Avec l’aide d’Orange, le principal opérateur de téléphonie mobile français, l’Inserm entend conduire une étude statistique basée sur la géolocalisation des smartphones. Un projet qui a soulevé des inquiétudes, que l’institut public entend lever.

Effective dans plusieurs pays dans le monde au nom de la lutte contre la propagation de l’épidémie de coronavirus, avec parfois une intrusion très poussée dans la vie privée des individus, l’utilisation des données téléphoniques se met aussi en place en France, non sans soulever de vives inquiétudes quant au respect des libertés individuelles et des finalités de ces traitements.

Dès le 20 mars, Orange annonçait travailler avec l’Institut national de la santé et de la recherche médicale (Inserm) sur la question. Puis, le 24, le gouvernement confiait à un groupe de scientifiques (le Comité Analyse Recherche et Expertise) le soin de réfléchir « sur l’opportunité de la mise en place d’une stratégie numérique d’identification des personnes ayant été au contact de personnes infectées ».

C’est pour lever les ambiguïtés et dissiper quelques craintes que l’Inserm a pris la parole, le 27 mars. D’abord, pour officialiser le lancement de ces travaux avec Orange et, surtout, pour en préciser le périmètre.

« Nous n’allons pas nous intéresser aux déplacements d’un individu particulier »

Ainsi, il est hors de question de suivre les trajets d’un individu particulier. Le but, détaille l’établissement public, est de raisonner sur de grandes masses de données, traitées de manière à les scinder d’une personne précise. L’approche se veut statistique, en observant la mobilité de la population en fonction du « bornage » des smartphones avec les antennes-relais réparties sur le territoire.

« Nous n’allons pas nous intéresser aux déplacements d’un individu particulier, en regardant comment il a bougé et où », assure Eugenio Valdano, chercheur à l’Inserm, qui participe au projet mené par sa collègue Vittoria Colizza. Cette dernière a déjà l’habitude de travailler avec Orange pour des recherches similaires, en Afrique, « pour étudier les liens entre la mobilité des populations et la diffusion de maladies ».

Le SARS-CoV-2 vu par microscope électronique en transmission. // Source : NIAID-RML

Le SARS-CoV-2 vu par microscope électronique en transmission.

Source : NIAID-RML

Dans ce cadre, deux axes sont prévus :

  • Le premier consiste à analyser la mobilité des individus dans un contexte pandémique, en comparant les trajets avant le confinement et ceux réalisés pendant la crise, mais aussi après, quand la vague d’infection sera passée. Ce sont les changements de comportement spontanés qui intéressent l’Inserm, lorsqu’ils surviennent dans un tel contexte sanitaire. Au-delà, les mesures doivent permettre également d’évaluer l’effet du confinement sur l’évolution de la pandémie et sur son acceptabilité par la population.
  • Le second entend modéliser le déplacement des personnes sur le territoire, de façon à adapter les efforts des autorités et du système de santé. De cette façon, l’Inserm espère repérer les régions à risque, pouvant devenir un foyer épidémique, ce qui nécessiterait un redéploiement des moyens de secours pour soutenir localement les hôpitaux et les cliniques. Lorsque l’épidémie a gagné l’Île-de-France, Orange a constaté que « près de 20 % des habitants du Grand Paris sont partis ».

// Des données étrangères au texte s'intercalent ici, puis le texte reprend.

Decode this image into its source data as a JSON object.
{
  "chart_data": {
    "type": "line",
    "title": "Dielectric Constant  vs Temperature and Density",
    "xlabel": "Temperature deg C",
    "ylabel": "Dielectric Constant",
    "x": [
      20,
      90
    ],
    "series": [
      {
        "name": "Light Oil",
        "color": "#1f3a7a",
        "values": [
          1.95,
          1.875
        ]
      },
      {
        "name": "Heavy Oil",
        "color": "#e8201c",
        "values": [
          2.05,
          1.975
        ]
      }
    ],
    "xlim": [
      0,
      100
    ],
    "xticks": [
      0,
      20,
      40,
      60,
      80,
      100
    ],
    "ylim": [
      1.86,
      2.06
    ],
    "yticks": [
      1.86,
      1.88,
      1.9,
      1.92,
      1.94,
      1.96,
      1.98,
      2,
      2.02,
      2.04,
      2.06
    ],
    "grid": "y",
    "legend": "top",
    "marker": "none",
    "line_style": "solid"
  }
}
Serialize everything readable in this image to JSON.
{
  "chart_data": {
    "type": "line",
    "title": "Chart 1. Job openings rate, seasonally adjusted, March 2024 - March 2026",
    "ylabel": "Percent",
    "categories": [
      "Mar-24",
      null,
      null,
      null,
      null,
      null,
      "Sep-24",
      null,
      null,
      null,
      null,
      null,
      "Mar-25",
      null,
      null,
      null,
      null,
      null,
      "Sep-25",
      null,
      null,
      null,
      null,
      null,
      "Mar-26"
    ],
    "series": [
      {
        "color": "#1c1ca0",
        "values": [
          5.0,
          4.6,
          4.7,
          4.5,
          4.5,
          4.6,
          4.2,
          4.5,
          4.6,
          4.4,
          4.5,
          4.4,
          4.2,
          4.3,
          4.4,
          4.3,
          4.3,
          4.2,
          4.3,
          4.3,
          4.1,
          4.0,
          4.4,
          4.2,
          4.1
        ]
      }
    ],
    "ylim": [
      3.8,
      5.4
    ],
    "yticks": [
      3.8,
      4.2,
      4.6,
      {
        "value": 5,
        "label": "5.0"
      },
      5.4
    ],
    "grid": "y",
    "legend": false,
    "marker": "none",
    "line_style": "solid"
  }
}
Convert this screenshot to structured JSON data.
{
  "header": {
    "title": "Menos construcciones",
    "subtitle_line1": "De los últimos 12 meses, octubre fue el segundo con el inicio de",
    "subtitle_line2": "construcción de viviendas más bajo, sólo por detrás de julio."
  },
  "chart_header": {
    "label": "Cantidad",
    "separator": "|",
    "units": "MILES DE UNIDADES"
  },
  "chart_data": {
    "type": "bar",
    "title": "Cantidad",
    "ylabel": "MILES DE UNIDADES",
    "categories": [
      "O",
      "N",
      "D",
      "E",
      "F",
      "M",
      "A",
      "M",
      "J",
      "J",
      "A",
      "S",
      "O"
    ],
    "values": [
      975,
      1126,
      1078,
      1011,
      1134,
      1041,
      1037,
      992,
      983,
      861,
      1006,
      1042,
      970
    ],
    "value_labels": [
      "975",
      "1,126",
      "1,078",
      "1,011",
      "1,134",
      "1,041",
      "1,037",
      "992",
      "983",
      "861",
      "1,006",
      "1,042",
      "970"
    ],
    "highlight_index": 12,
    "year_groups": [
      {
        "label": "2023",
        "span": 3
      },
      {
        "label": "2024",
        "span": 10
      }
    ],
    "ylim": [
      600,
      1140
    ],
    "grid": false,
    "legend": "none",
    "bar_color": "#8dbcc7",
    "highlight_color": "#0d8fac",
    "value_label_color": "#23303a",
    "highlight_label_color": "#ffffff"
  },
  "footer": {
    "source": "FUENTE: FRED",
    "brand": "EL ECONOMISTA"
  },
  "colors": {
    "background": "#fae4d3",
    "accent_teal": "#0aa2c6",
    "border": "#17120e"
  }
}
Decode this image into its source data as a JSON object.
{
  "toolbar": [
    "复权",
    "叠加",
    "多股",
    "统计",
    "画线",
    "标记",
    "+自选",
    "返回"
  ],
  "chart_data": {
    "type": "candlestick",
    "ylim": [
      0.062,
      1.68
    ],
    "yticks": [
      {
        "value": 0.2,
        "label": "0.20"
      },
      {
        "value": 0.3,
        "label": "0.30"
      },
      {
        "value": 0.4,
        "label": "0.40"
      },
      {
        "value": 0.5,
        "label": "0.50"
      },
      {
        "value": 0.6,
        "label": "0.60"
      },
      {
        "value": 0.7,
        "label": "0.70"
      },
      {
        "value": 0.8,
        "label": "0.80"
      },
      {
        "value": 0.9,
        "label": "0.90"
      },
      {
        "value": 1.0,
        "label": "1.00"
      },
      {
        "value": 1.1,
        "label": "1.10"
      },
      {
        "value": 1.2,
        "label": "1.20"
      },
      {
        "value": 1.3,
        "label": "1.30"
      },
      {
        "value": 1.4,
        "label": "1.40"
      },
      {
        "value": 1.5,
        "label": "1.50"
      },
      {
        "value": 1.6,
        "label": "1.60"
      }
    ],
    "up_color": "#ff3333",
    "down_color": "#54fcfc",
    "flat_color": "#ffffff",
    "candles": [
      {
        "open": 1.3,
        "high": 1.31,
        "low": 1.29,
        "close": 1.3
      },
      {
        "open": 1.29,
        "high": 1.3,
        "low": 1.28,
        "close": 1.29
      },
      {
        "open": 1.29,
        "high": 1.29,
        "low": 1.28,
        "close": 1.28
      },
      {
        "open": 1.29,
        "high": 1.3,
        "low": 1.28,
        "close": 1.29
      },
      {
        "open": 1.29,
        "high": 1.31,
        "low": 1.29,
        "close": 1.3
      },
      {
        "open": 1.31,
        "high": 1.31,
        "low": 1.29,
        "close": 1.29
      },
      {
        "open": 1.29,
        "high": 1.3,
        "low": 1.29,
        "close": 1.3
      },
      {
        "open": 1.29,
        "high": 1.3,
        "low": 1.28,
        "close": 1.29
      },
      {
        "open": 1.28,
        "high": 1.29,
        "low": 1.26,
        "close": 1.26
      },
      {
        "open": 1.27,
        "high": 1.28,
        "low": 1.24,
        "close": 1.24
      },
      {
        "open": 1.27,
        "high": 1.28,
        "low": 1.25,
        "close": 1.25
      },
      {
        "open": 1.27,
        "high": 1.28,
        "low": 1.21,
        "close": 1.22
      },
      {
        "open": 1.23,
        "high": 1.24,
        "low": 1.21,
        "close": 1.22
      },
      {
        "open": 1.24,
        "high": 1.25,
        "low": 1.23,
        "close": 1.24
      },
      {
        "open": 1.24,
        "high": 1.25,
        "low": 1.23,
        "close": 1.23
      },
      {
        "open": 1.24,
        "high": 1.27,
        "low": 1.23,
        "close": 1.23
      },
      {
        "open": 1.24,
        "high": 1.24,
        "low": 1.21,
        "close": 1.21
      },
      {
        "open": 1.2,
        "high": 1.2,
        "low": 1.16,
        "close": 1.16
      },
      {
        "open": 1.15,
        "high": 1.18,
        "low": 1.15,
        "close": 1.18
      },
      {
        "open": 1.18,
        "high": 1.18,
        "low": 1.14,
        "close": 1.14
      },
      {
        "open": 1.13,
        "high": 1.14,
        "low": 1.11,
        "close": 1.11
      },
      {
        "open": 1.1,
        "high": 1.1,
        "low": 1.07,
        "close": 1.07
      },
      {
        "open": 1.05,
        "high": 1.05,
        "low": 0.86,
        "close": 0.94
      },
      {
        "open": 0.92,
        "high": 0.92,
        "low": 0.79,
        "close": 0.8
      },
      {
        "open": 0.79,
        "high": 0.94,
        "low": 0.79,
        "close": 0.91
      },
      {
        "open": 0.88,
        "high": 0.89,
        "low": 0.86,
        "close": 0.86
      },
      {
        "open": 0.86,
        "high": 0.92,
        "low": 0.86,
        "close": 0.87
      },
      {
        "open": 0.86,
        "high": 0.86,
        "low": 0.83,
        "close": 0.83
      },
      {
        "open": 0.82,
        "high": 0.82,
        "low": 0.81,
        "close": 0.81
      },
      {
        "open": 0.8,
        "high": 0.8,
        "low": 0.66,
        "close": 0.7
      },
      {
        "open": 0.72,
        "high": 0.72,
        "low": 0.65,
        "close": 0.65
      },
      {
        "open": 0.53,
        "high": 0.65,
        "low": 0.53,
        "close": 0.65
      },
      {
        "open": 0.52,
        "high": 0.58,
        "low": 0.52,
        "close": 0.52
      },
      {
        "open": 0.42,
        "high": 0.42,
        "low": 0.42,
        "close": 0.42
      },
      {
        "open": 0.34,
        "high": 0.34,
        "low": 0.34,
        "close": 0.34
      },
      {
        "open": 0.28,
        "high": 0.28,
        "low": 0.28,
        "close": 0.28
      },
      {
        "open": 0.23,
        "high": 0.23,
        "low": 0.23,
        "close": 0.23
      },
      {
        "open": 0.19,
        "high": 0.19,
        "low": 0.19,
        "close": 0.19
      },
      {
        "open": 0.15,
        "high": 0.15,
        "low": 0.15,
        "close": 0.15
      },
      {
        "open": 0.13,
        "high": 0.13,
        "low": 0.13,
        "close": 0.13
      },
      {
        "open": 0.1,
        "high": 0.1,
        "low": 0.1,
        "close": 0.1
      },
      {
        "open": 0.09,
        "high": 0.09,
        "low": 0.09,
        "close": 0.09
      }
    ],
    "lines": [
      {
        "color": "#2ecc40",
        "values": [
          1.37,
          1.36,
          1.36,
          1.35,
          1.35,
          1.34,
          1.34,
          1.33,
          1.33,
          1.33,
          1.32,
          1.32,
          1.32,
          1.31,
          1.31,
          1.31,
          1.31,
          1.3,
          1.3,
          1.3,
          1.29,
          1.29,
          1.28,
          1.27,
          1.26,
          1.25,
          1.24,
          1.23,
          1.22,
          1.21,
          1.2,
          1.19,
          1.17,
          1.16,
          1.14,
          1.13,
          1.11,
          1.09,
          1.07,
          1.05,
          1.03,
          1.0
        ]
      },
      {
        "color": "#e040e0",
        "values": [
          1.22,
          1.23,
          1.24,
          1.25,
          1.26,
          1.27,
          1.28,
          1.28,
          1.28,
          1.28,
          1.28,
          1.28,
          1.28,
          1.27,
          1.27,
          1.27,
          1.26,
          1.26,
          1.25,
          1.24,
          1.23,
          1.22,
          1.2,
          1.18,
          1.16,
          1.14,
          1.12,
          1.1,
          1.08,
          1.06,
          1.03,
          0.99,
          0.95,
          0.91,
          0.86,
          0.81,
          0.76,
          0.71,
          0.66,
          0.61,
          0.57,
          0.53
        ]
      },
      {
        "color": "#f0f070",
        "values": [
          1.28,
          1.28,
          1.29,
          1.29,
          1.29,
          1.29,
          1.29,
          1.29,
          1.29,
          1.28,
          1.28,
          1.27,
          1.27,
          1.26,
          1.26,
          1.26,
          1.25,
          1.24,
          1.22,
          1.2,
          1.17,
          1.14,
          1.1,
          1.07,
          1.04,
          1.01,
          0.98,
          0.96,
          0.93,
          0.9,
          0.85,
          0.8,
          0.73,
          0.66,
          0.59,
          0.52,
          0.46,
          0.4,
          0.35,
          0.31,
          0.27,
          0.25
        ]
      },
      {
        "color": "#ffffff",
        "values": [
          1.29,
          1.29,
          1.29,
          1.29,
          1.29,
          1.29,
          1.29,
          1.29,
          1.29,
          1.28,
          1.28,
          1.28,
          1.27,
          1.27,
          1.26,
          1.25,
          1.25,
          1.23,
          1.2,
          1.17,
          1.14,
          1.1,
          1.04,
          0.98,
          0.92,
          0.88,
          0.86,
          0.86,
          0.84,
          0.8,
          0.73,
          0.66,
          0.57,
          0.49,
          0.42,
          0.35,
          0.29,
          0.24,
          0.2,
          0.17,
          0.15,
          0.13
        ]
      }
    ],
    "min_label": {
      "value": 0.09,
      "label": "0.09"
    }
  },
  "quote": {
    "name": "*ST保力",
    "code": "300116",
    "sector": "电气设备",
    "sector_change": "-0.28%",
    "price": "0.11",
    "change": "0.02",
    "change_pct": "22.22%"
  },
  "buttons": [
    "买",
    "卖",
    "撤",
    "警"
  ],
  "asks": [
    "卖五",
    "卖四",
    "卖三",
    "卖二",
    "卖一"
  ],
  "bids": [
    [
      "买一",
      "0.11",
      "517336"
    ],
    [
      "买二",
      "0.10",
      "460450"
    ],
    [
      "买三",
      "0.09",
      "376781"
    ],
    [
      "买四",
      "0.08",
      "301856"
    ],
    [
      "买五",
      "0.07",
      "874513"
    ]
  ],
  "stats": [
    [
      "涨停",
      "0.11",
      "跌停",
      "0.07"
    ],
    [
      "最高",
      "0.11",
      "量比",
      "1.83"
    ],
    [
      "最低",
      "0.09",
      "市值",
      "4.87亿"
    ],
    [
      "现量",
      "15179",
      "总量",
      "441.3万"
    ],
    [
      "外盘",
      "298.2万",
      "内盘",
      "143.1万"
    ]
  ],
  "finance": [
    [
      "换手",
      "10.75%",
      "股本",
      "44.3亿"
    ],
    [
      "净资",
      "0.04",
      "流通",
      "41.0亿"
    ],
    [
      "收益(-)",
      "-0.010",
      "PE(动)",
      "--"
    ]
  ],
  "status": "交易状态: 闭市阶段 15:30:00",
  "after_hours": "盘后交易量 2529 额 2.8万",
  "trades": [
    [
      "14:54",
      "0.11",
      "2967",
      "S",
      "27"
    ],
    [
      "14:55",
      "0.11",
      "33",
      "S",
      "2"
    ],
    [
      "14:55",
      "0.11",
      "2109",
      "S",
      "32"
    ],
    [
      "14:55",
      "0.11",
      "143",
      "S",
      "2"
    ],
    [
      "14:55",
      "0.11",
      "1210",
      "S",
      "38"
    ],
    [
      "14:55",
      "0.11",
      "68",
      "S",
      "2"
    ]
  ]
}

D’ordinaire, rappelle l’Inserm, de telles recherches mettent plusieurs mois à aboutir. Un luxe que la France n’a pas : aussi, l’institut souhaite pouvoir fournir « dans les prochaines semaines » des premiers résultats, même s’ils seront incomplets et nécessiteront d’être affinés au fur et à mesure. L’urgence commande en effet d’aller le plus vite possible, car le virus SARS-CoV-2 est un agent pathogène virulent.

La CNIL priorise ces dossiers

Une urgence que comprend bien la Commission nationale de l’informatique et des libertés (CNIL). Comme il est question de collecter, manipuler et stocker des informations liées à des smartphones en possession des Français et des Françaises (même si elles vont être anonymisées), l’autorité de contrôle doit nécessairement être dans la boucle. Le 26 mars, elle a annoncé d’ailleurs se focaliser sur ces sujets.

« La CNIL se mobilise pour instruire en priorité, dans des délais extrêmement courts, ces demandes d’autorisation dans l’hypothèse où les traitements de données envisagés ne seraient pas conformes aux méthodologies de référence ». Une page dédiée est disponible pour répondre aux questions principales qui se posent, mais aussi pour regrouper toutes les ressources nécessaires à la bonne instruction du dossier.